In recent months, Governor John Rankin has criticised the pace of the government’s progress in addressing a “backlog” of more than 2,000 residency and belonger applications, but Premier Dr. Natalio “Sowande” Wheatley has described his message as “misleading.”

In July, Dr. Wheatley said that most of those “backlogged” applications were relatively recent: Only 245 belongership applications and 469 residency applications had been outstanding prior to June 2022, according to the premier.

Other reforms

During last week’s discussion, the permanent secretaries also listed other reforms that several government agencies have undertaken since the COI recommendations were published in May 2022 along with an approximately two-year timetable for completion.

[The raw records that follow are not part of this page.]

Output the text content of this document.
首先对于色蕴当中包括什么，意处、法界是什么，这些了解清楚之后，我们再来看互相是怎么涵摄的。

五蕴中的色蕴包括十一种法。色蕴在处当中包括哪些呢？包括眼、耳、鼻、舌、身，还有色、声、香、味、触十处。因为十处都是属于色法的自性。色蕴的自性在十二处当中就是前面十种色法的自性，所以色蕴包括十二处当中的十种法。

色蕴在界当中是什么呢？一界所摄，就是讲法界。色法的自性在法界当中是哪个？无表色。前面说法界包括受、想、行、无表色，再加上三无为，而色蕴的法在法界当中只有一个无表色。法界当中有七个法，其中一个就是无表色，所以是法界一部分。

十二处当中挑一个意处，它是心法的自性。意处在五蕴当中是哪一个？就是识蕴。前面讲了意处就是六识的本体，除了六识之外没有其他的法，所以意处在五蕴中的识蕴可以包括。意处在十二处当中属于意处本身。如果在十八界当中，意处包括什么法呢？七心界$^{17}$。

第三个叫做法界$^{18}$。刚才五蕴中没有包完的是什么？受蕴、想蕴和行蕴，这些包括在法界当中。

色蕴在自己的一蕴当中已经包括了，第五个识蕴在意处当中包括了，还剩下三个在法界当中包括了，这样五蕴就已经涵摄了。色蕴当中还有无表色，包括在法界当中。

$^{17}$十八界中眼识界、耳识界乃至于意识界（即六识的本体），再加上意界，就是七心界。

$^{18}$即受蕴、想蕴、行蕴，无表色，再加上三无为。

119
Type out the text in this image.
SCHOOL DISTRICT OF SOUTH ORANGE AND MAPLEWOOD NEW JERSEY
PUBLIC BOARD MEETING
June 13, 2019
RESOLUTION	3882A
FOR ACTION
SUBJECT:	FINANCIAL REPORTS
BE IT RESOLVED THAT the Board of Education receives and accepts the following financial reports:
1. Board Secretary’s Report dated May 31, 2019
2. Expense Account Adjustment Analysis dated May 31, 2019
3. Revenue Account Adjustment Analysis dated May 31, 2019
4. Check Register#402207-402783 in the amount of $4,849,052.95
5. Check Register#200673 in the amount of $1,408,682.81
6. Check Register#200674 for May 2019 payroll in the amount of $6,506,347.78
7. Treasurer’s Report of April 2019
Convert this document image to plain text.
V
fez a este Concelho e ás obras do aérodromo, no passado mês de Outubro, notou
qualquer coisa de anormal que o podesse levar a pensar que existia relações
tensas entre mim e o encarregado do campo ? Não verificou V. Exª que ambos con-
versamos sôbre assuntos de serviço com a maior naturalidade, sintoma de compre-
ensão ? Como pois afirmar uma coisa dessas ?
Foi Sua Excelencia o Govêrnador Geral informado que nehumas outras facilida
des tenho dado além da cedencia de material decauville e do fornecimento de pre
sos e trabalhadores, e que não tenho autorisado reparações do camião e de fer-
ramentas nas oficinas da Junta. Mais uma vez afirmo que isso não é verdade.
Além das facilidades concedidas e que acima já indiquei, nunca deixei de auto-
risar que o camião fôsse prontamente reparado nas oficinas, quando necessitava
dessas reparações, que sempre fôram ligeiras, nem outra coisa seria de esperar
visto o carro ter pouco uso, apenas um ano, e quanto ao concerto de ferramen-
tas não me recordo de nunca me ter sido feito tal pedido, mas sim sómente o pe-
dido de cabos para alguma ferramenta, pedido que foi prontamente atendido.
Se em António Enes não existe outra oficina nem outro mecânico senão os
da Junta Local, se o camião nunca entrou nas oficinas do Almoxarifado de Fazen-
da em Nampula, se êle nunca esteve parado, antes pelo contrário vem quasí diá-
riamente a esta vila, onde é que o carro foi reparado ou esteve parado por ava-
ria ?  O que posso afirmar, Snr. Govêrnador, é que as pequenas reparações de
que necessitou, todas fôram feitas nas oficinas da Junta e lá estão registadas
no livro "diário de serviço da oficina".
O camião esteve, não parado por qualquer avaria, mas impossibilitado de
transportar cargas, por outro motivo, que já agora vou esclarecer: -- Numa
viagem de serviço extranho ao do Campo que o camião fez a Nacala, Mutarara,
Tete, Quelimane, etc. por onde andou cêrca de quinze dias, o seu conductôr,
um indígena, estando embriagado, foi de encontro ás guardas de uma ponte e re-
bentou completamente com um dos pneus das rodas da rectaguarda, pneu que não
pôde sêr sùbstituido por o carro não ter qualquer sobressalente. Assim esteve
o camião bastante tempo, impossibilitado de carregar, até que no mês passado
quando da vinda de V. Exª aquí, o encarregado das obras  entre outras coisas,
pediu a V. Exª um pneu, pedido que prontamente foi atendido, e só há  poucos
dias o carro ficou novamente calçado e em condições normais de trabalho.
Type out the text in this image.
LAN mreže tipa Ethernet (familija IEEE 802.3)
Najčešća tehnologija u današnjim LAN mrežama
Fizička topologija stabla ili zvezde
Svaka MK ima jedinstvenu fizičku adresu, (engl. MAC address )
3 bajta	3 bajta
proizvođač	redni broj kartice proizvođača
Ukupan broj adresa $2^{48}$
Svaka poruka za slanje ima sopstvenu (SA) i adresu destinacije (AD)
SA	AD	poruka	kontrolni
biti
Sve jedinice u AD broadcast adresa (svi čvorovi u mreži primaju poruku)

Ms. DaBreo-Lettsome, however, claimed that many of the recommendations came with “unrealistic deadlines.”

Some of them will require five to ten years to implement, she said, adding that government is negotiating with the United Kingdom on the timeframes for implementation.

“The consultants who are brought in to undertake the evaluations … have presented quite a bit of recommendations, and the reports that I’ve seen — they’re not new recommendations; they are things that we know,” she said. “It’s just now what the COI has done is put those things right in focus and [push] us to getting those things done.”

She added that some reforms were already under way before the COI, including the launching of the Public Sector Transformation Programme.

Constitutional review

The permanent secretaries also provided an update on the Constitutional Review Commission, which is about 70 percent finished with its report and recently got a six-month extension from Cabinet.

She added that government is aiming to provide digitised services, including online updates on work permit applications and access to government services from personal computers and phones.

“The whole issue of reforming the public services means that there were issues, and people wanted to have more openness to government’s business, to how information is shared, to how we consult, to how we engage the public,” Ms. DaBreo-Lettsome said.

Host Angela Burns said that the livestreamed “Table Talks” will be held every two weeks and will feature topics centred around improving the delivery standard for government services.